Other vegan recipes for the holiday can be found at:
This year, PETA is launching a nationwide campaign called “ThanksVegan.” The animal rights group is spending over $100,000 in a push “to show people how easy it is to enjoy a decadent feast that leaves animals in peace.”
The effort includes billboards (including a large number in the Los Angeles area), bus shelter and TV ads and vegan roast giveaways.
Catie Cryar, assistant manager at PETA, told CNS that several Southland restaurants are participating in the campaign, including The Grain Cafe at all four of its locations in Los Angeles, Culver City, Redondo Beach, and Long Beach.

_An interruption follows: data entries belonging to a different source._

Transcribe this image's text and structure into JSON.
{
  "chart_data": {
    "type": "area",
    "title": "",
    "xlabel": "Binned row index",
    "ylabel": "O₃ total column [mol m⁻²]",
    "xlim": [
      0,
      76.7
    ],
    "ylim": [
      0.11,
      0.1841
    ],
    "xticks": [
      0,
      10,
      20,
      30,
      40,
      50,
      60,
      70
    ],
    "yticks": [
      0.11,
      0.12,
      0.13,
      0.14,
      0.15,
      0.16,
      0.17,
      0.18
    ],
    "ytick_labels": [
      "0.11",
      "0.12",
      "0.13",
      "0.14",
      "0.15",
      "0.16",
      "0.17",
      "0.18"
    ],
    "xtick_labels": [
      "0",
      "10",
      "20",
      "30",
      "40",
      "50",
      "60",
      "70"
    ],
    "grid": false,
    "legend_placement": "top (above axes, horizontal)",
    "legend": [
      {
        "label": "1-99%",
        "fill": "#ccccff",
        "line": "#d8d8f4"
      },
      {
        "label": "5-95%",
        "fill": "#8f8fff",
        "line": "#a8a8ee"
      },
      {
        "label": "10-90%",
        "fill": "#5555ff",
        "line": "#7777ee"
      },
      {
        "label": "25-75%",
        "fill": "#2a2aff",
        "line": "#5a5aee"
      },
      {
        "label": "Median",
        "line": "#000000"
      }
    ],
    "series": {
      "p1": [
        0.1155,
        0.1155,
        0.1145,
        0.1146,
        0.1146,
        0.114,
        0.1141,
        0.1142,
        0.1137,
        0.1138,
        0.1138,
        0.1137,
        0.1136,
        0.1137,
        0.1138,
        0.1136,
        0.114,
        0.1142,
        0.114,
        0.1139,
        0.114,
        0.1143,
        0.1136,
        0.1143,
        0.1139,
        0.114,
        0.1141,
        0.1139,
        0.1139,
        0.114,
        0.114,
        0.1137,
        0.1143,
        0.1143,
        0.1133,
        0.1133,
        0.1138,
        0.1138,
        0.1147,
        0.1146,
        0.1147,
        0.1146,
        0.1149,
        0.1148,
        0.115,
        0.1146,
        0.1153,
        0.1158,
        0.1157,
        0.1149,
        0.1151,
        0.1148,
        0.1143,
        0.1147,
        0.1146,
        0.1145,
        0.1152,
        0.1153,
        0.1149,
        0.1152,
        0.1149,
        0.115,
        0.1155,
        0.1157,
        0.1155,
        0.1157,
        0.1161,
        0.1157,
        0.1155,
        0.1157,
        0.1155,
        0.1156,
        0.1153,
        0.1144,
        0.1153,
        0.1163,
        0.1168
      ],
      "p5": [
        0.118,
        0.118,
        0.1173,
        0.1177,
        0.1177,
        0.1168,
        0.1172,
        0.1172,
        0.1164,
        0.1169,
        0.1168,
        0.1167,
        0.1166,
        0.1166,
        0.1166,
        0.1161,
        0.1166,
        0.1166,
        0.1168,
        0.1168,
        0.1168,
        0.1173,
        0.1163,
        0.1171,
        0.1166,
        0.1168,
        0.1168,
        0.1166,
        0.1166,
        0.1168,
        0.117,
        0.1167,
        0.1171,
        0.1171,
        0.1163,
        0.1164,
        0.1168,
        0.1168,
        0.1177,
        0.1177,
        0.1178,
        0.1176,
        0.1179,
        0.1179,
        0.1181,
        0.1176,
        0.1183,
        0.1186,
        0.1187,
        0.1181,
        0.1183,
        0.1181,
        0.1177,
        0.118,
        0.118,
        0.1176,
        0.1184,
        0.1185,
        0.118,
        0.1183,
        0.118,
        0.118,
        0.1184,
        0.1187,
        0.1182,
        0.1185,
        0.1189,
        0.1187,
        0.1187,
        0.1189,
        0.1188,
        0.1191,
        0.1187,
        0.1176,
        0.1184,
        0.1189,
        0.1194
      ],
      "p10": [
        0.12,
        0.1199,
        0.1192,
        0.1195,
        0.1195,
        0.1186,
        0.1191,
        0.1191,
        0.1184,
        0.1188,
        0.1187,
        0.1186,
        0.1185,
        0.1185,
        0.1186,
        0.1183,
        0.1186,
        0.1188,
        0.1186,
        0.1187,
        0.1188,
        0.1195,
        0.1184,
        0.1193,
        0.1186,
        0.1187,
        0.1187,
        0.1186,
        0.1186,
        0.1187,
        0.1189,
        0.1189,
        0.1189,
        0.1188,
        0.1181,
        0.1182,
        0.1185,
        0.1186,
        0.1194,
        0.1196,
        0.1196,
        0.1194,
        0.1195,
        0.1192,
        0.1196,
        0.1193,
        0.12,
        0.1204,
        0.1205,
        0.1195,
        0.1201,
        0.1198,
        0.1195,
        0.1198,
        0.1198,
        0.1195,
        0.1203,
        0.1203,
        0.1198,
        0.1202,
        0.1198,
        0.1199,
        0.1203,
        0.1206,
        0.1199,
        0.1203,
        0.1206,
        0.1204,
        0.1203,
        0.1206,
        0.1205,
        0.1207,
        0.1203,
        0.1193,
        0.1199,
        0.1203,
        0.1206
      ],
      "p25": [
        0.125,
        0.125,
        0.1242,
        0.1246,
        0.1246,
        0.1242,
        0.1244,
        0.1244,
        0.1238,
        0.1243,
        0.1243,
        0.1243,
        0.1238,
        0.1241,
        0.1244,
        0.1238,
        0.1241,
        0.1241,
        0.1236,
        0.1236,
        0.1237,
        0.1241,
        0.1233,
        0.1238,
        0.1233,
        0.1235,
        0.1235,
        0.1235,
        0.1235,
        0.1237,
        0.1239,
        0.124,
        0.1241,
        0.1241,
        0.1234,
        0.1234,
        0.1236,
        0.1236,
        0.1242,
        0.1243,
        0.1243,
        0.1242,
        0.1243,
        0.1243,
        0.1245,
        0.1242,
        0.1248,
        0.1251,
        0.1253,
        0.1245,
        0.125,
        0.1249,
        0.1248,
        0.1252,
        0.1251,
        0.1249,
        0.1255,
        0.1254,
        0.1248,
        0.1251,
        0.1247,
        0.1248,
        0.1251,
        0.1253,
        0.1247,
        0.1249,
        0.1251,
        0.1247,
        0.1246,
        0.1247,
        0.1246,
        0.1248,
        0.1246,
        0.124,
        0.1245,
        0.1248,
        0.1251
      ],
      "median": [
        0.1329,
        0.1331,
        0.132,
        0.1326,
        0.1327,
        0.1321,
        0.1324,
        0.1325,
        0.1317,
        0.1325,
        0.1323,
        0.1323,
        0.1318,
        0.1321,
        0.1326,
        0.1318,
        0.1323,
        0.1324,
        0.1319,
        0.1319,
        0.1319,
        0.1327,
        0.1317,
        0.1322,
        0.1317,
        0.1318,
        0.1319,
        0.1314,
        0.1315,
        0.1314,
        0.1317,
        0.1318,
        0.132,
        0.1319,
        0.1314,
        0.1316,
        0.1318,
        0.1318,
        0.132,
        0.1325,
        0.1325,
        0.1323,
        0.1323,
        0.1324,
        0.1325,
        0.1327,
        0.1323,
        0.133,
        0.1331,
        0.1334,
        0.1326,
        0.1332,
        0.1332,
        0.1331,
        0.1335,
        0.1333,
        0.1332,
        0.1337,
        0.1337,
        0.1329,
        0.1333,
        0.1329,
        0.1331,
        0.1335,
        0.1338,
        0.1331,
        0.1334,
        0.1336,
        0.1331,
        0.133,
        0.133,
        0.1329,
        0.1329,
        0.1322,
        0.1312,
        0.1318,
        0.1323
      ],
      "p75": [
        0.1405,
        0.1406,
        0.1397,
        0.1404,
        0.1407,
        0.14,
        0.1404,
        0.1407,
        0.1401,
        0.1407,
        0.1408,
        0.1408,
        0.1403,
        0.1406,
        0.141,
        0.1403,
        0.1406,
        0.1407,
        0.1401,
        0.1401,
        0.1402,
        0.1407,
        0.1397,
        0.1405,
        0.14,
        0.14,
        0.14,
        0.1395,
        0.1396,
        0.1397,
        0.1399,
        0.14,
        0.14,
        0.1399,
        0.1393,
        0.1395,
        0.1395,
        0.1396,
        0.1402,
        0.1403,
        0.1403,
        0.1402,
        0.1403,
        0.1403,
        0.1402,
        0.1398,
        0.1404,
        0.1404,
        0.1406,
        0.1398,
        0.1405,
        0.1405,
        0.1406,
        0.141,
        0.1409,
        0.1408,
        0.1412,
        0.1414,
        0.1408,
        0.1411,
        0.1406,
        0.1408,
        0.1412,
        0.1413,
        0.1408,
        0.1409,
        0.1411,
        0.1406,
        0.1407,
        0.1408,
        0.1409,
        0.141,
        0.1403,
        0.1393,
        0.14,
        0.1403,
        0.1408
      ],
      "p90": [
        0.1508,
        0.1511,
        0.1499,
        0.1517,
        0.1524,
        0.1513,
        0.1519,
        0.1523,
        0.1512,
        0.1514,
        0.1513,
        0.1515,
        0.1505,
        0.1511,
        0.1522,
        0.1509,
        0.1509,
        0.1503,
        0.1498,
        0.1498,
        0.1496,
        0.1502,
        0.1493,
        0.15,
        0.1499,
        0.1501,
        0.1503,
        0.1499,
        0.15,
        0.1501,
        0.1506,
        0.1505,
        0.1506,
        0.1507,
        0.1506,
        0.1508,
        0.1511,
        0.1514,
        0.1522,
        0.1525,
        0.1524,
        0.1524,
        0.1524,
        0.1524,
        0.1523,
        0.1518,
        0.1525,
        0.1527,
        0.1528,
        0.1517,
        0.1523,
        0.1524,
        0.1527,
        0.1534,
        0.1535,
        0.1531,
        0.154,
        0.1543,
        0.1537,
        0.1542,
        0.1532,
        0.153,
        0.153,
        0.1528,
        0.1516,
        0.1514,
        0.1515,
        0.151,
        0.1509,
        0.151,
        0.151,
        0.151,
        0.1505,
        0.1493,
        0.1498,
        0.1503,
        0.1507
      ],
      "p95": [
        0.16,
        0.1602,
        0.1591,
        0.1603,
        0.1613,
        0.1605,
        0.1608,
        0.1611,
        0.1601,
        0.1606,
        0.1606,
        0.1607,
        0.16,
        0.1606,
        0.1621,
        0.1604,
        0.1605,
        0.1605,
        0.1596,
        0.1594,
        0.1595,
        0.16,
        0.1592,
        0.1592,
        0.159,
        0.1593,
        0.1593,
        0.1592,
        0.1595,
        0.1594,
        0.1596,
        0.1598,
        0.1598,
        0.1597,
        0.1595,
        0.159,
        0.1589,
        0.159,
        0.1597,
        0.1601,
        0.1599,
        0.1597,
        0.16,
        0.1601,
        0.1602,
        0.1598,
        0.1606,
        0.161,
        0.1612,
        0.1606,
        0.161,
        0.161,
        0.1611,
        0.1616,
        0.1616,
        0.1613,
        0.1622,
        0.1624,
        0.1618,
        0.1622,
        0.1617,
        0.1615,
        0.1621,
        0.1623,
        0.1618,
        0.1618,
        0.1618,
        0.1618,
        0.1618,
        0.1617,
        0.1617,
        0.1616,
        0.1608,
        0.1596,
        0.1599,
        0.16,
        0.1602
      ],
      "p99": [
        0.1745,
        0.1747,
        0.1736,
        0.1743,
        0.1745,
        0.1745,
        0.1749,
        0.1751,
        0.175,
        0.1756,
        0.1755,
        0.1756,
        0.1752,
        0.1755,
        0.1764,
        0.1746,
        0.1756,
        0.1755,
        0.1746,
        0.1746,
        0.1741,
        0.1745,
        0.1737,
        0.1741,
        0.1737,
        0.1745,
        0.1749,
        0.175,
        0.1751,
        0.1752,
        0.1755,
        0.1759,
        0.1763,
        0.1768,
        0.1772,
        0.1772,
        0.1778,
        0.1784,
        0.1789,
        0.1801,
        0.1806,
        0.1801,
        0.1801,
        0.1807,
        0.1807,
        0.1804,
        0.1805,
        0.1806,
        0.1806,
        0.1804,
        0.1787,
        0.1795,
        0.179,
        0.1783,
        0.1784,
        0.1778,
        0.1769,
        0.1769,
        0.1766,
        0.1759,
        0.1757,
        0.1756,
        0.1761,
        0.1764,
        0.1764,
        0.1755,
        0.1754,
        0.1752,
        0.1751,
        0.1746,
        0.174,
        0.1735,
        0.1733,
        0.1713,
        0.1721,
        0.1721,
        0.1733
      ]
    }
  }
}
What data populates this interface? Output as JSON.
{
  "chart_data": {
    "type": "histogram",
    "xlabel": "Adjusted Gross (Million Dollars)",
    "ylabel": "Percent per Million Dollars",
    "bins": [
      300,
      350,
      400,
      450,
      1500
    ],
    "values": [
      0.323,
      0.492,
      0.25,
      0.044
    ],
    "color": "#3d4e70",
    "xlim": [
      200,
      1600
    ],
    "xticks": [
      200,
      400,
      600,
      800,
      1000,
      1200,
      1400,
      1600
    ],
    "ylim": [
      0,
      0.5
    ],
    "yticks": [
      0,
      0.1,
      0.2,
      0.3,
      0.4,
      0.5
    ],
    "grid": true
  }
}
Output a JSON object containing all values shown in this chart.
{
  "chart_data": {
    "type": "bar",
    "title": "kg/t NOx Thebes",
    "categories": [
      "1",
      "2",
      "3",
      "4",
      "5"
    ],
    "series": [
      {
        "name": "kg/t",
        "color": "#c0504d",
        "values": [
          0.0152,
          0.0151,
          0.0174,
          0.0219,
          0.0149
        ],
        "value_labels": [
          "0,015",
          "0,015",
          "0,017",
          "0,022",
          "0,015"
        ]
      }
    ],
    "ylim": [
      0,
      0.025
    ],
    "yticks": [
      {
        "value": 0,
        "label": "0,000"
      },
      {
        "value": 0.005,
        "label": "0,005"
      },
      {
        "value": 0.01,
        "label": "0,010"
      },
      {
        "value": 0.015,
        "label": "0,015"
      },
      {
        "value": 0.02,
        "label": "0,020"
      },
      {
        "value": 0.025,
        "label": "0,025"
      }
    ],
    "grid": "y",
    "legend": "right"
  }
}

The meal delivery services Veestro, MamaSezz, Fresh n’ Lean and Boycemode are also participating, and are promoting the campaign on social media.
Vegan options are also available in some, though not all, of the area’s many holiday giveaways for homeless and low-income individuals. Meatless meals are available for students and families who request them in advance at the Los Angeles Unified School District’s many “Grab n Go” locations that sprung up in response to the coronavirus pandemic, according to district spokeswoman Barbara Jones.
A vegan option — a veggie burger with mashed potatoes, sweet potatoes and vegetables — is also available upon request at the Fred Jordan Missions Thanksgiving Feast on Nov. 25. The Mission’s meal is a Grab n Go event this year.
For those who want to do more to help turkeys, Farm Sanctuary sponsors an “Adopt a Turkey” campaign every November. For a one-time donation of $35, people can symbolically adopt a rescued turkey, or sponsor an entire flock for $150, allowing the animals to live out their natural lives at one of the group’s three spacious farms.
Farm Sanctuary is a rescue and advocacy group that houses hundreds of farm animals at its three locations in the United States, including one in Acton, near the Antelope Valley. They’ve been sponsoring the program since 1986, and several of their rescued turkeys’ stories can be viewed at www.farmsanctuary.org/adopt-a-turkey.
Billboards are also part of the “Adopt a Turkey” campaign, including one along the Long Beach (710) Freeway near the Imperial Highway exit in Lynwood. Farm Sanctuary partners with Peace 4 Animals and World Animal News for the publicity effort.
“Thanksgiving and turkeys have become synonymous, but sadly, not in a way that celebrates them. At Farm Sanctuary, we’re trying to change that,” said Farm Sanctuary’s CEO, Megan Watkins. “By highlighting the unique personalities of these birds, while also exposing the abuse that they face in an unjust food system, we inspire people to start new compassionate traditions, like adopting a rescued turkey for Thanksgiving instead of eating one.”
Farm Sanctuary president and co-founder Gene Baur says the group’s message is more pertinent than ever in light of the coronavirus pandemic.
“If 2020 has taught us anything, it’s the importance of empathy and that our choices impact the lives of others,” Baur said. “If we can celebrate a more joyous `turkey day’ without causing unnecessary killing and suffering, why wouldn’t we? By widening our circle of compassion to include one of the most abused creatures on the planet, we can prevent the enormous harm that factory farming causes people and other animals.”